Of the four different route segments proposed by Friends of Wintergreen, all are constructible and less damaging than the Dominion’s proposed route.

– One uses existing rights-of-way or adjacencies for its entire 75-mile length, a substantial portion of which includes electrical transmission line rights-of-way currently owned by a Dominion subsidiary.

– A second uses colocation for one-third of its length and would actually shorten the length of the pipeline by more than 10 miles.

– The other two route alternatives also provide measurable benefits.

– None of those proposed would require congressional approval, an action that Dominion claims it is unwilling to pursue.

“The routes we have evaluated for Friends of Wintergreen are constructible. The issues and concerns we have heard raised by the ACP can be addressed,” said Bryan Melan, principal of Tide Water Integrity (Houston) and pipeline engineer of 39 years.

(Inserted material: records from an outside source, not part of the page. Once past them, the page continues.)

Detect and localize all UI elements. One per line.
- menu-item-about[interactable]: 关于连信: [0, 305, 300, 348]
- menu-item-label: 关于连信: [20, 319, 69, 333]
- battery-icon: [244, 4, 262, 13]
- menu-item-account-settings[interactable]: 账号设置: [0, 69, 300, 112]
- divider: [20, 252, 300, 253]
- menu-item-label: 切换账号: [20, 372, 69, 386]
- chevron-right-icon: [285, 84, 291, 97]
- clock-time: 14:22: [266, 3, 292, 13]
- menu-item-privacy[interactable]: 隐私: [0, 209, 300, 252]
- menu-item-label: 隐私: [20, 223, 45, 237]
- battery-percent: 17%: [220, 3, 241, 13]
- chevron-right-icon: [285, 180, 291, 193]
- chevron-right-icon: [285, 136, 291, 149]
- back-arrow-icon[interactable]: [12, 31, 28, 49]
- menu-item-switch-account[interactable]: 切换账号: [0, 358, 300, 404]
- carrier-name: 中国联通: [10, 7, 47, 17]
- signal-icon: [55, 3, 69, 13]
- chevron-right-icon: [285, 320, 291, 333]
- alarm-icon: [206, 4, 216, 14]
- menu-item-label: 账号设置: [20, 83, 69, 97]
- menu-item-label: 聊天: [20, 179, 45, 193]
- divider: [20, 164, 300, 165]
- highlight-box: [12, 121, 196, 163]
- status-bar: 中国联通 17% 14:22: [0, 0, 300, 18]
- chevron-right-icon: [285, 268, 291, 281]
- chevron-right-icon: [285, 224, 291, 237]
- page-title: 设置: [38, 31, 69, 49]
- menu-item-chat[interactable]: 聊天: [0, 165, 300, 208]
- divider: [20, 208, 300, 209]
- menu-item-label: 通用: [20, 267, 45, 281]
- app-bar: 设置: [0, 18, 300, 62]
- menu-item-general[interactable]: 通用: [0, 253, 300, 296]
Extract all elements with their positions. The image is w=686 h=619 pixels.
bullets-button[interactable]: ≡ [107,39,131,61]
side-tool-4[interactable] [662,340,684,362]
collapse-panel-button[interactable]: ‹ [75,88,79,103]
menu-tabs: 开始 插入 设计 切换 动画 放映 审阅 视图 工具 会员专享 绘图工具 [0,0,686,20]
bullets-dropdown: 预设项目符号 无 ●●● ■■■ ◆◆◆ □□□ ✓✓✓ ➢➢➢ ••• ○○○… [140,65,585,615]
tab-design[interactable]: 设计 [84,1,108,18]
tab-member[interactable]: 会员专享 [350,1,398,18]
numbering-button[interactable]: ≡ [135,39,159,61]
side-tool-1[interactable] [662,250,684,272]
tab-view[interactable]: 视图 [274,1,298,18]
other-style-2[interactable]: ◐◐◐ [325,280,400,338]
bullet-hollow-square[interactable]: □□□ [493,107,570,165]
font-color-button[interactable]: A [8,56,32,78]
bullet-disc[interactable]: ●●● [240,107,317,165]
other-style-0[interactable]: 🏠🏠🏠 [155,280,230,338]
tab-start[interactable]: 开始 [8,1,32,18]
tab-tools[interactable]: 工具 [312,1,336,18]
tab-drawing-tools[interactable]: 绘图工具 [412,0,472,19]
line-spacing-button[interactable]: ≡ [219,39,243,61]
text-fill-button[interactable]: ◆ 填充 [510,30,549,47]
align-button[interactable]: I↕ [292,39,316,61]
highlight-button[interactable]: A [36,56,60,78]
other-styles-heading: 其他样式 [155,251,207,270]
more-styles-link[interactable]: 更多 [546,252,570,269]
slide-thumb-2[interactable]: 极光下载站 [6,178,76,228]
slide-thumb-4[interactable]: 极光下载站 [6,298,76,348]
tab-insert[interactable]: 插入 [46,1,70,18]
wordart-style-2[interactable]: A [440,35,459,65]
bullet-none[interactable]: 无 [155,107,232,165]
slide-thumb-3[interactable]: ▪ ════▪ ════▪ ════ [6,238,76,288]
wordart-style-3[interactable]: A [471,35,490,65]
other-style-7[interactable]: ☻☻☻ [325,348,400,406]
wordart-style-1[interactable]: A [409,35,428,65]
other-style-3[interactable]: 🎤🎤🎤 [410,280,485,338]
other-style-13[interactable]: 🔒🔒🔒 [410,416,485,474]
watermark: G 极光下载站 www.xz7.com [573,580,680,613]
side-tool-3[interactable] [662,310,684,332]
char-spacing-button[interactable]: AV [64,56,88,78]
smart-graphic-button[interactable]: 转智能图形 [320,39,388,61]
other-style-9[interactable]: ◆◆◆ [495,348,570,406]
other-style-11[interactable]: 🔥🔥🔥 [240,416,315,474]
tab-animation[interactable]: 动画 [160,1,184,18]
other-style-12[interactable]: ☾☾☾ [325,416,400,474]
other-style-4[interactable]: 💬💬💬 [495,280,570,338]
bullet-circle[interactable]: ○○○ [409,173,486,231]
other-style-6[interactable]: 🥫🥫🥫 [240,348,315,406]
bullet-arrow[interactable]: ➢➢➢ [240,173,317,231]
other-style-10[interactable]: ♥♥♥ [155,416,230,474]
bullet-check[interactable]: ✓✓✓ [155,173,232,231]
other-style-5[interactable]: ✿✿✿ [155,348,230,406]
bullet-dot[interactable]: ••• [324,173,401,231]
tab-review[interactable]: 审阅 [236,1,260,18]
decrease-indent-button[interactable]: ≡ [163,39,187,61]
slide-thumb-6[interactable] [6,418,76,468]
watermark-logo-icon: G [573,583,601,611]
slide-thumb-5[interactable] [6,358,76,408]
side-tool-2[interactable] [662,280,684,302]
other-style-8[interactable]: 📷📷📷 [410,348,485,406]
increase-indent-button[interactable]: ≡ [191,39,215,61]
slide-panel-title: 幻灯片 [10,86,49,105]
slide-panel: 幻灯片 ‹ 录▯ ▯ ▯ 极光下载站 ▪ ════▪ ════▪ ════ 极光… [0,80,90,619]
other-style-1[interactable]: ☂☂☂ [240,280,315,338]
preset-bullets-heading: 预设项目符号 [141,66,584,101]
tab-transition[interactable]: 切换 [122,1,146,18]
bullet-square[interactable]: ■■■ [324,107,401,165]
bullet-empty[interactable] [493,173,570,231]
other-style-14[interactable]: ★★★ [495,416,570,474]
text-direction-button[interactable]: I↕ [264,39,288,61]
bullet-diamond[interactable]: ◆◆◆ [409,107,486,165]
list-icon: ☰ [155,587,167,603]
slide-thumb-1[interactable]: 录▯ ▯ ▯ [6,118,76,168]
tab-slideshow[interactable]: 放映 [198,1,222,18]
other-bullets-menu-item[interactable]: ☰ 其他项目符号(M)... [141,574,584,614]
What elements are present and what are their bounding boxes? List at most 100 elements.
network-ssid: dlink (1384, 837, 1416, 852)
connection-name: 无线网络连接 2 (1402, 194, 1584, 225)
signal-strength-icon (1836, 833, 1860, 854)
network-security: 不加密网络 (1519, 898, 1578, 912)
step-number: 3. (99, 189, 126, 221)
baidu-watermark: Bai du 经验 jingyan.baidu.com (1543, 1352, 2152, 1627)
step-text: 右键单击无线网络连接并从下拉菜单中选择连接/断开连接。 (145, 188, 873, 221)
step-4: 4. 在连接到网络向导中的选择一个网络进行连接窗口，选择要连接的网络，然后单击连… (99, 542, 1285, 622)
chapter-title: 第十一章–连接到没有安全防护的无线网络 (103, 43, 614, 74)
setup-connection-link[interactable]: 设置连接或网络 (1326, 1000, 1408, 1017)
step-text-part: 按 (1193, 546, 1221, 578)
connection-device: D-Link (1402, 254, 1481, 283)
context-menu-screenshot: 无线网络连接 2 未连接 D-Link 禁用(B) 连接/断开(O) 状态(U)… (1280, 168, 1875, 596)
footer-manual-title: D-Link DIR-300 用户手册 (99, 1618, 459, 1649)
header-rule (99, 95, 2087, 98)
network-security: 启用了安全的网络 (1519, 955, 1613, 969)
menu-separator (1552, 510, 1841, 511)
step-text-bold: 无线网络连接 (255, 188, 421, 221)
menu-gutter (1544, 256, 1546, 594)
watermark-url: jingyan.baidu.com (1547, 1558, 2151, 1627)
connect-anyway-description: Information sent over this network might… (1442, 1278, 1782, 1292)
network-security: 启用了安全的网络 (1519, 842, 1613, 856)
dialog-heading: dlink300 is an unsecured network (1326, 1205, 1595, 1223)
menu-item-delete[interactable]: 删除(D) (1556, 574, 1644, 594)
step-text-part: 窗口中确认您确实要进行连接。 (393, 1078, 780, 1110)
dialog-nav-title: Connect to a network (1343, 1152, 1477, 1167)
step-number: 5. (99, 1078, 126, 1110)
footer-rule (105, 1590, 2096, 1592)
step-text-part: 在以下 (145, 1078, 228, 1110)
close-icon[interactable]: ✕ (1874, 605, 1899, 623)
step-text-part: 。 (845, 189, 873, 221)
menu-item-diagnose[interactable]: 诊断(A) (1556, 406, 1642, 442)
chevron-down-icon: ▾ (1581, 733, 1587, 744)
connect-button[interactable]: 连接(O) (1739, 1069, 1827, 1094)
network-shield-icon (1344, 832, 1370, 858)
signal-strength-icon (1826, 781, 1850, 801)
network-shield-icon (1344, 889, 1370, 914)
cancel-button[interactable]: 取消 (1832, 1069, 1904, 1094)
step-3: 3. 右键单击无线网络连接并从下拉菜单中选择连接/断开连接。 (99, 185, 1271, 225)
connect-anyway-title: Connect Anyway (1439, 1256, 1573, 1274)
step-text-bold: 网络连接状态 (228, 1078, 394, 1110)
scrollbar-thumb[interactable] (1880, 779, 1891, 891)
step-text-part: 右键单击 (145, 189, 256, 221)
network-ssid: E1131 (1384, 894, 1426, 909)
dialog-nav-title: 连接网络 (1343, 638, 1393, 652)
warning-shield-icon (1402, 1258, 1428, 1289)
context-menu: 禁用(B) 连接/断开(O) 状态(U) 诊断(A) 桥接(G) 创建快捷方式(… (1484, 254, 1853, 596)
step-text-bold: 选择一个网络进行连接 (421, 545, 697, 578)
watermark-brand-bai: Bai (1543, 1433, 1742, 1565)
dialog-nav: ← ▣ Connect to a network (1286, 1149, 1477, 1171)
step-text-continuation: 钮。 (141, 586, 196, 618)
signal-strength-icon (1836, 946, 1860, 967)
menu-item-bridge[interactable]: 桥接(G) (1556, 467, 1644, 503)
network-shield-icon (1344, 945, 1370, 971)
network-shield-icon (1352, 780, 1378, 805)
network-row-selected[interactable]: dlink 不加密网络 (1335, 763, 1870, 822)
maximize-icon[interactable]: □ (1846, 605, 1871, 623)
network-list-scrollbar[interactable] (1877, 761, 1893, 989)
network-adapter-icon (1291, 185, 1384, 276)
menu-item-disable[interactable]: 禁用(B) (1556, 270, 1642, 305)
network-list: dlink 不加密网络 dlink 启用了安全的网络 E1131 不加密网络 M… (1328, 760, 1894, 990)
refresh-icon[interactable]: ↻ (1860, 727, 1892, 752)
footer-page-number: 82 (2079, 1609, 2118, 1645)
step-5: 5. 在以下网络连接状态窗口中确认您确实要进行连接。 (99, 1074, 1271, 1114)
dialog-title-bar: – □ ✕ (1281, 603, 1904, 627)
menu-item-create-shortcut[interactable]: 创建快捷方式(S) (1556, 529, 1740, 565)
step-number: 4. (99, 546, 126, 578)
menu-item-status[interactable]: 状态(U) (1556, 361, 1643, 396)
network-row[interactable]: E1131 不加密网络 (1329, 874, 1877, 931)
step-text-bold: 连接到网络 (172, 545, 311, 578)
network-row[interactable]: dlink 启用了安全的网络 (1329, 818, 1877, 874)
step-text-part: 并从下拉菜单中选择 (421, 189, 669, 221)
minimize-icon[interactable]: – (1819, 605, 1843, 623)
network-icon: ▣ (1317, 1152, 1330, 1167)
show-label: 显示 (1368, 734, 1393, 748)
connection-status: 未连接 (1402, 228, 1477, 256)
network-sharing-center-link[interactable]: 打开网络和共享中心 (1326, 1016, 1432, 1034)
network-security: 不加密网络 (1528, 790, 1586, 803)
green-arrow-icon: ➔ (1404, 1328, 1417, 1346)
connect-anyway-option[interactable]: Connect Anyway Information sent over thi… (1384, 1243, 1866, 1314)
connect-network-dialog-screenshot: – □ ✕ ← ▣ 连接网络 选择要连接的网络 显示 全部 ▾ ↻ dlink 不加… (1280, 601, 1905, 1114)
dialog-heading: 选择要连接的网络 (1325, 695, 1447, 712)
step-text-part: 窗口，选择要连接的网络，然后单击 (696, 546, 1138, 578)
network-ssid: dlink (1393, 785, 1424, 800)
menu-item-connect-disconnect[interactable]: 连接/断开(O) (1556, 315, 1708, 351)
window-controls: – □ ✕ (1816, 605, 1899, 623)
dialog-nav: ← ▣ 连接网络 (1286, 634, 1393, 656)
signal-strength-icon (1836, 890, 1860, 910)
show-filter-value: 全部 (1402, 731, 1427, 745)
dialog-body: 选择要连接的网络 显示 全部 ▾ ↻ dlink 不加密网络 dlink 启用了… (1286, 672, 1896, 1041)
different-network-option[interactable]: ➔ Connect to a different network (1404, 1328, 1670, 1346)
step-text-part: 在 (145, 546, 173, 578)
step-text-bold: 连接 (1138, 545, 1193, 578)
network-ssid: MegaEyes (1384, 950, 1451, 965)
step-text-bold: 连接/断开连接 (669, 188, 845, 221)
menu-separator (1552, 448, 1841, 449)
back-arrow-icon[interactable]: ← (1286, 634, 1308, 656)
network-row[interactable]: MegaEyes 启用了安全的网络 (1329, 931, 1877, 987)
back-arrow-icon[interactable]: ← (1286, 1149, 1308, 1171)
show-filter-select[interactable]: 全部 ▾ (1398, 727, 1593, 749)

Friends of Wintergreen has asked FERC to require that Dominion evaluate and select one of these specific alternatives, or propose others, that provide meaningful options and avoid the adverse impacts. The group has also requested that Dominion be more forthright, transparent, responsive and accurate with information provided to landowners and Virginia communities.

Friends of Wintergreen was joined in this filing by the Wintergreen Property Owners Association and Pacific Wintergreen, the manager of Virginia’s top resort.